Download or read book The Cambridge History of Turkey Volume 2 The Ottoman Empire as a World Power 1453 1603 written by Suraiya N. Faroqhi and published by Cambridge University Press. This book was released on 2012-11-12 with total page 864 pages. Available in PDF, EPUB and Kindle. Book excerpt: Volume 2 of The Cambridge History of Turkey examines the period from the conquest of Constantinople in 1453 to the accession of Ahmed I in 1603. During this period, the Ottoman Empire moved into a new phase of expansion, emerging in the sixteenth century as a dominant political player on the world scene. With territory stretching around the Mediterranean from the Adriatic Sea to Morocco, and from the Caucasus to the Caspian Sea, the Ottomans reached the apogee of their military might in a period seen by many later Ottomans, and historians, as a golden age in which the state was strong, the sultan's might unquestionable, and intellectual life and the arts flourishing. In this volume, leading scholars assess the considerable expansion of Ottoman power and effervescence of the Ottoman intellectual and cultural world. They also investigate the challenges that faced the Ottoman state, particularly in the later period, as the empire experienced economic crises, revolts and drawn-out wars.

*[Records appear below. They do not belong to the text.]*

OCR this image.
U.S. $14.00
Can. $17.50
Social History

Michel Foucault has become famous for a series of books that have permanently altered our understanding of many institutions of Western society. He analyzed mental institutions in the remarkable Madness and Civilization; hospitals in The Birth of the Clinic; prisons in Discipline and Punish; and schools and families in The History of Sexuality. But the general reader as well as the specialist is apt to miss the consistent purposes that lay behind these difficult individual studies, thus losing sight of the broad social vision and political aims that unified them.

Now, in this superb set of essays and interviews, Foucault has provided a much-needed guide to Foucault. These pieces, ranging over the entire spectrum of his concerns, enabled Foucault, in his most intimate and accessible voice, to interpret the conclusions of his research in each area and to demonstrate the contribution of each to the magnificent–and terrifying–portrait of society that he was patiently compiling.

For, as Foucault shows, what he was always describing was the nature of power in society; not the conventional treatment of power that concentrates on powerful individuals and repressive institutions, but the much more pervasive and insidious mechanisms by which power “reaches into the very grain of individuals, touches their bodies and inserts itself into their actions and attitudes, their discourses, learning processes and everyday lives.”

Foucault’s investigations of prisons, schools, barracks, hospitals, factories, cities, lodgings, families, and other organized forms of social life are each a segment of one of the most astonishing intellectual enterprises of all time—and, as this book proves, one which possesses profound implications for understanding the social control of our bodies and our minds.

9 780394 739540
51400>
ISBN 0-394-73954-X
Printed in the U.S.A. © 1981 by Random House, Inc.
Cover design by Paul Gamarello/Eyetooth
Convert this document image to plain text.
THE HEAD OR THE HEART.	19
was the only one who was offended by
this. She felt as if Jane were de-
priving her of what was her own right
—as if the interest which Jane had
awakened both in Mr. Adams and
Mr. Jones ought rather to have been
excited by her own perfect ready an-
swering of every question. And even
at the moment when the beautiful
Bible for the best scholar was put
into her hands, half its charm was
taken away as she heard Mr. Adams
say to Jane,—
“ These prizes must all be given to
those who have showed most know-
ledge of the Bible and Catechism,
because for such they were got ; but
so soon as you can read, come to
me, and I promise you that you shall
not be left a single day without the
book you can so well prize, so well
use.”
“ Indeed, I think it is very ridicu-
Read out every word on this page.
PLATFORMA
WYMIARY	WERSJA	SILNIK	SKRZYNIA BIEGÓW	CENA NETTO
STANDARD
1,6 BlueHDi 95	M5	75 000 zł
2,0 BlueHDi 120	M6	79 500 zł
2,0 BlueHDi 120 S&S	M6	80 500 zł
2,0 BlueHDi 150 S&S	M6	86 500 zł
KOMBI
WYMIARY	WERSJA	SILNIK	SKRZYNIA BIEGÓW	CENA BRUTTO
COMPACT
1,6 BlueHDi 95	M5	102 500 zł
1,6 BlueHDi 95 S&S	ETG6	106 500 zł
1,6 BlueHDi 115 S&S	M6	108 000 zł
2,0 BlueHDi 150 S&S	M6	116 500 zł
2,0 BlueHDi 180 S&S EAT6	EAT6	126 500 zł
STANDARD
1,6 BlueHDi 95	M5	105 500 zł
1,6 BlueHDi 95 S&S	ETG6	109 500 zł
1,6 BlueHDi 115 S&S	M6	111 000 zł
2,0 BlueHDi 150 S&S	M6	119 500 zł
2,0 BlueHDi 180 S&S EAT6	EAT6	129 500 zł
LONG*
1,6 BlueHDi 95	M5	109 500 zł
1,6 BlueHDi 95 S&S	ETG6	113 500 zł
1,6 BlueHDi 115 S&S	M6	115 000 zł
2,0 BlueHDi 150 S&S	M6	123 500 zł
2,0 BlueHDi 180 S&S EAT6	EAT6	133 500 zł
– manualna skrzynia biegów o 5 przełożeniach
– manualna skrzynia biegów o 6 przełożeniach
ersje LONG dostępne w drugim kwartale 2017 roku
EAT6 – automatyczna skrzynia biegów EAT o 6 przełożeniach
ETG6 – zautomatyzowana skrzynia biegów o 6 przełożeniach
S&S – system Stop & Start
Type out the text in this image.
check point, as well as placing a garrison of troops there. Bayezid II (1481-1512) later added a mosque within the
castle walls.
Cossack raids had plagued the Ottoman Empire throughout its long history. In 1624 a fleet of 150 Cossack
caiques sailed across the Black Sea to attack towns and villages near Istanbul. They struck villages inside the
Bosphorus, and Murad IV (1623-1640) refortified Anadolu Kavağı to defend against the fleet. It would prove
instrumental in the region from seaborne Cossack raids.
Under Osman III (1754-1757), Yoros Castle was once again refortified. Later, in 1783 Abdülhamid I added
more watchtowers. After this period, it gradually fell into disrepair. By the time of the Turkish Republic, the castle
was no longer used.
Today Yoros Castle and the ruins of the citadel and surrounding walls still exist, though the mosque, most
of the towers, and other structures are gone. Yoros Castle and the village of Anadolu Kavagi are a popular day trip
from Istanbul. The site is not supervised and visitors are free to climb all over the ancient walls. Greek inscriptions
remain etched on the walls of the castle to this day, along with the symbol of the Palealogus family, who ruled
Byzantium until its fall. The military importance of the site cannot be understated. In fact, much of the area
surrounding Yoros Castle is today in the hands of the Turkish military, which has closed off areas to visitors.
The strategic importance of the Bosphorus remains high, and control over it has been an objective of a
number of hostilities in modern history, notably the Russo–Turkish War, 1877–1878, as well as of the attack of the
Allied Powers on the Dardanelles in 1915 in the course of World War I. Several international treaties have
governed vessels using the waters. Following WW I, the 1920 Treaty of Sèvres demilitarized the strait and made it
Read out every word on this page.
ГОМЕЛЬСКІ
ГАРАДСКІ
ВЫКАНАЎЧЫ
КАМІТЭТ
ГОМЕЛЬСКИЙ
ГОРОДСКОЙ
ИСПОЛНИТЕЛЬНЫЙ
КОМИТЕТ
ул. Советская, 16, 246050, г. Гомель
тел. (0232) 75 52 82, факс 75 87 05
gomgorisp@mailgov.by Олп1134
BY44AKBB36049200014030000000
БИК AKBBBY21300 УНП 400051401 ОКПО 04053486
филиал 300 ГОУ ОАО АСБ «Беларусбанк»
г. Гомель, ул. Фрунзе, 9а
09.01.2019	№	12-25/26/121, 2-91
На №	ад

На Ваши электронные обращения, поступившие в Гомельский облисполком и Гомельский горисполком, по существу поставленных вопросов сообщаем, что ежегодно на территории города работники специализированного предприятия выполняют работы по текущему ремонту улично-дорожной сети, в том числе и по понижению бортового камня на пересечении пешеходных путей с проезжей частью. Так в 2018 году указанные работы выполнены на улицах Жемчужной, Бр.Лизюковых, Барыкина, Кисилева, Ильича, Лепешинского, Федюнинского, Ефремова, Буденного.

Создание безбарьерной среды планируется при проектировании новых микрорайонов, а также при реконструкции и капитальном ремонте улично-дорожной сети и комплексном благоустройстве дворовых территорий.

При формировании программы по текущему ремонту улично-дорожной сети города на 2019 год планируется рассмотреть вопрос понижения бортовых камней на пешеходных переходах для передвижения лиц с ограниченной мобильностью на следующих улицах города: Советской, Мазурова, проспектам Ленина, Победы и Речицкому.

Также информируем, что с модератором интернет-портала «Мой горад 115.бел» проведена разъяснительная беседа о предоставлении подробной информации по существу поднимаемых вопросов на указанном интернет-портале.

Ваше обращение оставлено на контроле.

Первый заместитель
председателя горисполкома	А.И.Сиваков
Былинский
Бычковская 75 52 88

Book The Minorities of Cyprus

Download or read book The Minorities of Cyprus written by Nicholas Coureas and published by Cambridge Scholars Publishing. This book was released on 2009-05-27 with total page 400 pages. Available in PDF, EPUB and Kindle. Book excerpt: This book examines the various minorities living in the island of Cyprus from the early modern (late Venetian and early Ottoman) period down to the present day. It charts their history, with special emphasis on their relations with the powers ruling Cyprus and with the two dominant Christian-Greek and Muslim-Turkish communities. The theme running through the book is that despite being significant members of Cyprus’ society, the three historical minorities (Maronites, Armenians and Latins) were only included in society to a certain extent by the two major communities. This was formalised in the post-independence (1960) period when they were compelled to become members of either dominant community and thus they suffered ‘internal exclusion’ by being regarded as religious sub-groups of one of the two dominant communities rather than national minorities in their own right. Within this general context, the social, legal and political roles, customs, culture and language of the various minorities are examined as they evolved through time and in response to internal and external developments affecting Cyprus in the political, economic and global spheres. They are discussed not as static entities, but as evolving groups that have adapted with greater or lesser degrees of success to the radical and at times painful changes Cyprus has undergone, especially over the last 150 years, in all walks of life. Finally, the question of what the future holds for the minorities of the island in the light of Cyprus’ EU membership and the prospect of reunification are also analysed. This book is a product of the conference “Minorities of Cyprus: Past, Present and Future”, which was held on 24 and 25 November 2007 at the European University Cyprus.